ただし、「ここだけが痛い」と指一本で指し示されるような痛みや、息を吸うときだけ、あるいは吐くときだけ痛くなるといった場合は、心臓の病気の可能性は低いといえます。例えば指先など、皮膚の浅いところの怪我であれば、痛みの感覚はその場所に限定的に起こりますが、異常が起こっている場所が身体の深部であるほど、痛みは広範囲に感じられるものです。そういう意味で、あまり場所が限定される痛みは心臓からきているものではない可能性が高いのです。もし胸が広範囲にわたって痛かったり、圧迫感があったりしたうえで、特に脂汗を自覚するような場合は、心臓病の疑いが強まります。

なお、必ずしも「左側」にこだわる必要はありません。そもそも心臓は左右の胸の中央に位置しています。拍動するときに左へ動くため、心臓が左にあるように思えるのですが、心臓の病気では胸痛は左右に関係なく起こります。

痛みの持続時間は、致命的な大発作でなければ、数分?数時間でおさまることが多く、喉元過ぎれば……で放っておいてしまう人が多いのも現状です。
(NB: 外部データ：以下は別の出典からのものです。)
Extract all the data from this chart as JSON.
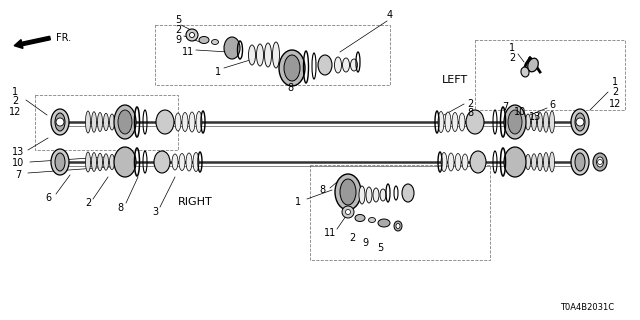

胸痛は少し息切れする程度の動作をしたときに起こりやすくなります。しかし、高齢になればなるほど、「年のせいかも」と見過ごしてしまう傾向にあります。加齢とともに誰でも多かれ少なかれ、膝や腰、肩など身体のあちこちが痛むようになってくるため、胸も少しくらいの痛みでは、のちのち命に関わる病気が潜んでいるとまでは思わないものです。

少し強めの動作をすると痛み、休息するとおさまるという段階なら、まだ軽症といえます。動作をセーブすると確かに痛みは起こらなくなりますが、心臓の弱りは無症状の間も、少しずつ進行しています。そのため重症化するまで気づきにくい危険があるのです。

「あれ?」と思ったらすぐに医療機関に相談を

例えば通勤時や、長時間の庭仕事をしていて胸痛が起こったとき、おかしいと思ってすぐ受診すればいいのですが、休んで痛みがおさまると、「当面は無理しないほうがいい」と、だましだまし動くようになります。
そうしているうちに「これ以上動くと痛みが出る」という自分なりの”危険ライン”がわかってきます。その手前で休めば、胸痛が出ずにすむので都合がいい、というわけです。

確かに症状は出にくくなりますし、本人も「自分の身体とうまくつきあっているから、病院に行かなくても大丈夫」と思ってしまうかもしれません。

胸痛は見過ごされやすい

高齢者で体力がない人の中には、そもそも症状が出る前に疲れてしまうため、心臓の弱りに気づかない、という人も少なくありません。

また、糖尿病を合併していると、糖尿病による神経障害のために痛みを感じにくく、発見されにくいので注意が必要です。

仕事が忙しく、受診のために休みをとることもままならない人は、胸痛があっても我慢をしてしまうことが多いように思います。痛むことに慣れてしまい、「また、いつものか」とやりすごしているうちに、だんだん痛みの起こる頻度が高くなる恐れがあります。心臓の弱りも進んでいってしまうのです。

そうすると、無理をしているつもりがないときでも、胸痛が出るようになります。これは当然のことで、膝でも腰でも弱っているとちょっとした負荷で痛みが出るようになるのと同じです。少し動いただけ、あるいは安静にしているにもかかわらず、胸痛が出るようになってしまうとレッドカード。突然死につながる大きな発作を起こす可能性がとても高くなってしまいます。

なお胸痛ではないですが、みぞおちに痛みがあったため「胃が悪いのでは」と思い、消化器内科を受診し、胃カメラの検査をうけた後に胸が苦しくなって循環器内科を受診され、心筋梗塞と診断された方もいます。症状が典型的でないことにより、医師でも診断に難渋してしまうことがあります。そんなときに心臓CTを撮れば、ほぼ100%の診断ができます。